While many of these dimensions are qualitative, the “cost appetite” dimension can be made somewhat quantifiable. The actual cost to design, develop, test, implement and support a solution can vary widely based upon specifications and requirements. The cost tradeoffs between custom solutions and COTS options can be broken down into a high-level set of cost categories:

  • Design and detailed requirements
  • Development / configuration
  • Customization to out-of-the-box capabilities (COTS only)
  • Data migration (from legacy systems)
  • Change management and training
  • Project management
  • Operations and maintenance (O&M)
  • Infrastructure / hosting (Custom only)
  • Licenses (COTS only)
  • Additional environments (COTS only)

Cost comparisons for a hypothetical grant management solution

To provide a rough order of magnitude of the cost to implement a grants management solution for a single agency, the high-level estimates by cost category below illustrate the differences between custom and COTS solutions.  

For ease of comparison, we estimated costs for a medium-sized federal grant-making agency that issues $1 billion in grants annually, with 500 agency users and 2,000 grantees. We also assumed that the medium-sized agency’s scores for the first five topics in the self-assessment framework shown above is 3 in each case (i.e., neutral). Different scores for those self-assessment topics will impact the costs shown below.

Cost category

 

Custom solution* (federal)

 

COTS solution* (federal)

 

Design and detail requirements

 

$  1,000,000

 

$      250,000

 

Development / configuration

 

5,000,000

 

1,000,000

 

Customization to out-of-the-box capabilities

 

N/A

 

1,000,000

 

Data migration (from legacy systems)

 

150,000

 

150,000

 

Change management and training

 

500,000

 

700,000

 

Project management

 

1,500,000

 

750,000

 

Annual operations and maintenance

 

4,000,000

 

1,000,000

 

Infrastructure / hosting

 

250,000

 

N/A

 

Licenses

 

N/A

 

2,000,000

 

Additional environments

 

N/A

 

500,000

 

TOTAL

 

$ 12,400,000#

 

$  7,350,000#

 

(% of grant value awarded)

 

1.24%

 

0.74%

 

 

Notes:

*      These costs are estimated for a hypothetical agency. A specific agency with specific programs may have different requirements, and may thus anticipate different costs

‡      The COTS option resides on the cloud, with hosting costs incorporated in software license fees.

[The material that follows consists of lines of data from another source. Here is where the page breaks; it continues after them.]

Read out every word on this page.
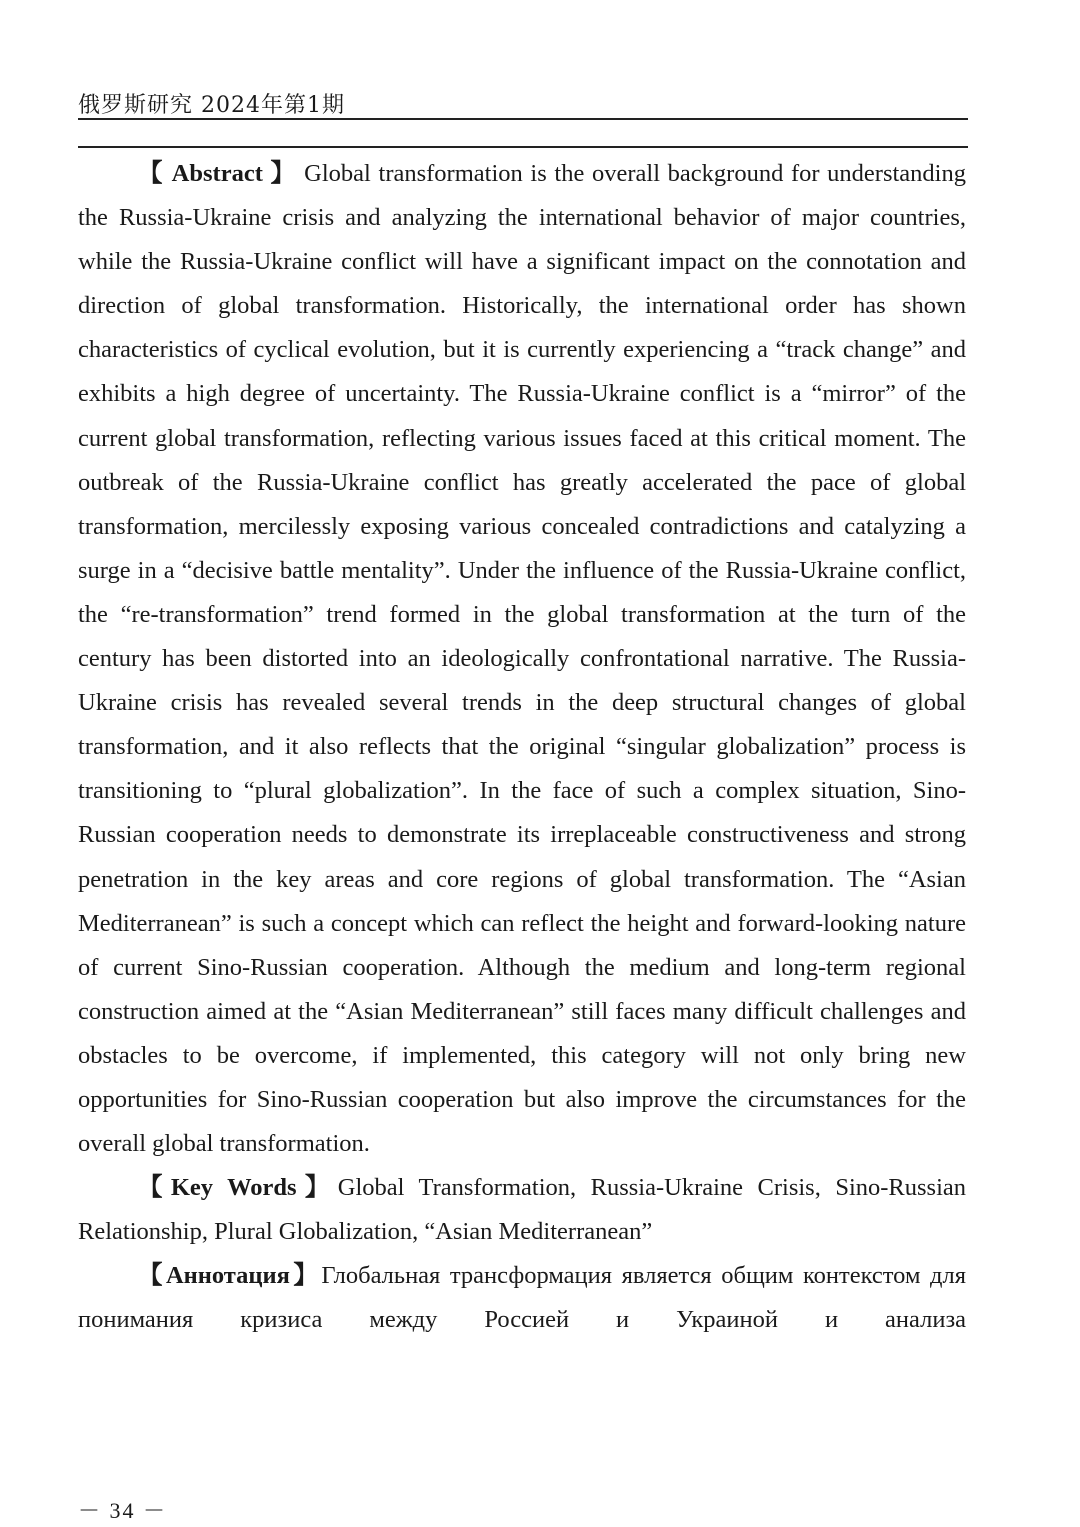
俄罗斯研究 2024年第1期

【 Abstract 】 Global transformation is the overall background for understanding the Russia-Ukraine crisis and analyzing the international behavior of major countries, while the Russia-Ukraine conflict will have a significant impact on the connotation and direction of global transformation. Historically, the international order has shown characteristics of cyclical evolution, but it is currently experiencing a “track change” and exhibits a high degree of uncertainty. The Russia-Ukraine conflict is a “mirror” of the current global transformation, reflecting various issues faced at this critical moment. The outbreak of the Russia-Ukraine conflict has greatly accelerated the pace of global transformation, mercilessly exposing various concealed contradictions and catalyzing a surge in a “decisive battle mentality”. Under the influence of the Russia-Ukraine conflict, the “re-transformation” trend formed in the global transformation at the turn of the century has been distorted into an ideologically confrontational narrative. The Russia-Ukraine crisis has revealed several trends in the deep structural changes of global transformation, and it also reflects that the original “singular globalization” process is transitioning to “plural globalization”. In the face of such a complex situation, Sino-Russian cooperation needs to demonstrate its irreplaceable constructiveness and strong penetration in the key areas and core regions of global transformation. The “Asian Mediterranean” is such a concept which can reflect the height and forward-looking nature of current Sino-Russian cooperation. Although the medium and long-term regional construction aimed at the “Asian Mediterranean” still faces many difficult challenges and obstacles to be overcome, if implemented, this category will not only bring new opportunities for Sino-Russian cooperation but also improve the circumstances for the overall global transformation.

【Key Words】Global Transformation, Russia-Ukraine Crisis, Sino-Russian Relationship, Plural Globalization, “Asian Mediterranean”

【Аннотация】Глобальная трансформация является общим контекстом для понимания кризиса между Россией и Украиной и анализа

－ 34 －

#      Estimates provided in this table depend upon the specific needs/requirements and capabilities of the agency and its grant programs. Estimates are illustrative only; they do not apply to any specific agency.

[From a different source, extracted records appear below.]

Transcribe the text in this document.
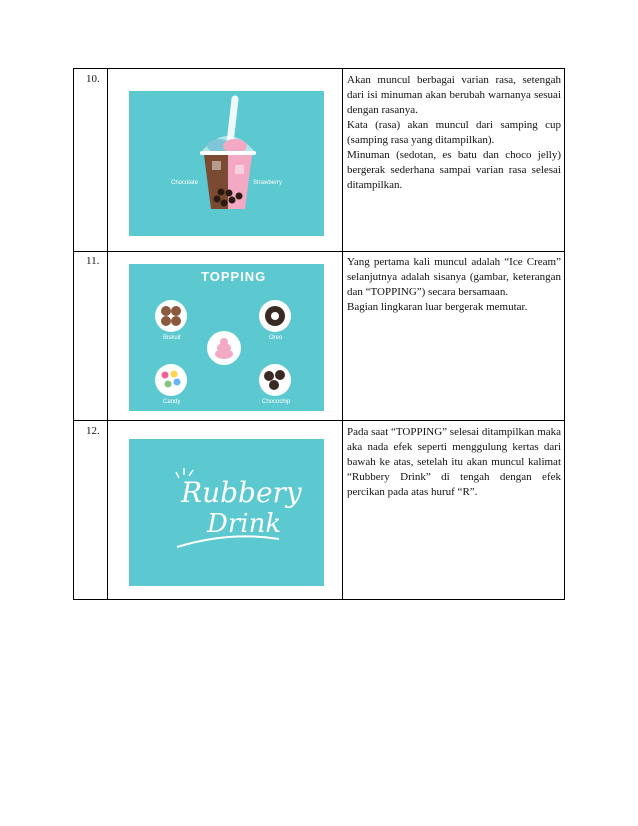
10.
Chocolate	Strawberry

Akan muncul berbagai varian rasa, setengah dari isi minuman akan berubah warnanya sesuai dengan rasanya.

Kata (rasa) akan muncul dari samping cup (samping rasa yang ditampilkan).

Minuman (sedotan, es batu dan choco jelly) bergerak sederhana sampai varian rasa selesai ditampilkan.

11.
TOPPING
Biskuit	Oreo
Candy	Chocochip

Yang pertama kali muncul adalah “Ice Cream” selanjutnya adalah sisanya (gambar, keterangan dan “TOPPING”) secara bersamaan.

Bagian lingkaran luar bergerak memutar.

12.
Rubbery
Drink

Pada saat “TOPPING” selesai ditampilkan maka aka nada efek seperti menggulung kertas dari bawah ke atas, setelah itu akan muncul kalimat “Rubbery Drink” di tengah dengan efek percikan pada atas huruf “R”.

Hybrid solutions are more common than either pure custom or pure COTS

It is very rare for any grants management solution to be entirely custom or purely COTS. Some facet of every federal agency’s processes requires tailoring -- there is almost never “one size fits all.” But certain features (e.g., pre-award risk assessment or grant close-out) often can be re-used from solutions implemented at other agencies or elsewhere within the same agency. Thus the COTS and custom alternatives are in reality the boundaries of a continuum. The majority of grants management solutions in government that have been deployed recently as part of a modernization effort are hybrid, falling between the two extremes.

Platform-based solutions are gaining momentum in the marketplace. In particular, these solutions offer configuration-based, out-of-the-box modules and capabilities (to accelerate implementation) but also allow for customization (to meet program-specific and agency-specific business realities). These types of solutions can offer the “best of both worlds” and allow agencies to successfully straddle their business realities today as well as serve as a bridge to their needs tomorrow.

The drive for greater transparency and visibility into the impact of grants is an important initiative will deliver great benefits to all constituencies involved -- grant makers, grant recipients and the public at large. Grant dollars sustain critical services relied upon by millions of Americans. They provide much of the operational funding required to keep our government functioning at all levels. Making the right technology decision – to buy, build, or configure -- will only accelerate the push towards better grant outcomes.